Sabato 28 e domenica 29 giugno spettacolare riapertura del Teatro Grande di Pompei con la messa in scena dell’Orestea di Eschilo, trilogia tragica del teatro greco classico
Il Teatro Grande di Pompei, chiuso da tre anni a causa del sequestro deciso dalla Procura di Torre Annunziata nell’ambito di un’inchiesta su appalti per i lavori di ristrutturazione durante il periodo di commissariamento del sito archeologico, ha riaperto le proprie porte per due serate all’insegna del grande teatro tragico.
In scena l’unica trilogia del teatro tragico antico che ci sia pervenuta integra, ossia l’“Orestea” di Eschilo, composta da: “Agamennone” (in scena sabato 28), “Le Coefore” e “Le Eumenidi” (in scena domenica 29).

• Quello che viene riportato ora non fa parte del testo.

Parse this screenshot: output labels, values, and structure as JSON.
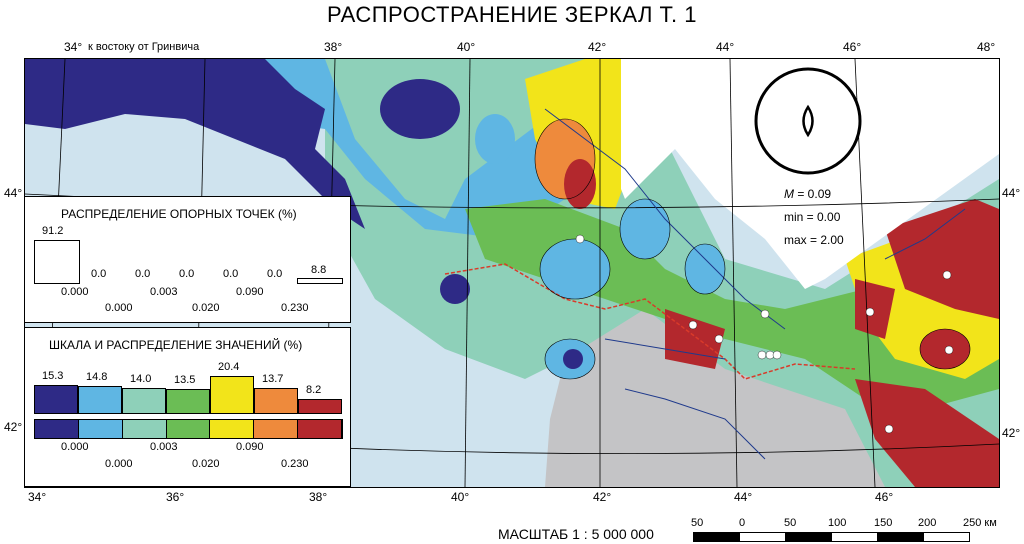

L’evento è stato organizzato nell’ambito del Forum Universale delle Culture, in particolar modo per i cento anni della Fondazione Dramma Antico di Siracusa che, tra l’altro, ha scelto le opere che sono state rappresentate; la regia degli spettacoli è stata a cura di Luca De Fusco.
[ads2]
Le tragedie che compongono l’“Orestea” rappresentano un’unica storia suddivisa in tre episodi, le cui radici affondano nella tradizione mitica dell’antica Grecia: l’assassinio di Agamennone da parte della moglie Clitennestra; la vendetta del loro figlio Oreste che uccide la madre e il suo amante Egisto dopo dieci anni dall’uccisione del padre; la persecuzione del matricida Oreste da parte delle Erinni e la sua assoluzione finale a opera del tribunale dell’Areopago.
Tragedie significative e dal valore universale, dunque, per una riapertura in grande stile del Teatro Grande di Pompei; del resto non poteva essere diversamente per uno dei teatri più antichi e suggestivi del mondo.
Un vero tuffo nel passato, quello di sabato 28 e domenica 29, all’interno di una struttura costruita nel II secolo a. C. e che fu sepolta, come tutta Pompei, dall’eruzione del Vesuvio del 79 dopo Cristo.
L’augurio di tutti noi è che il Teatro Grande, dopo il dissequestro e la riapertura, possa ricominciare a ospitare, assiduamente, rassegne ed eventi speciali, come, appunto, è stata l’“Orestea” di Eschilo.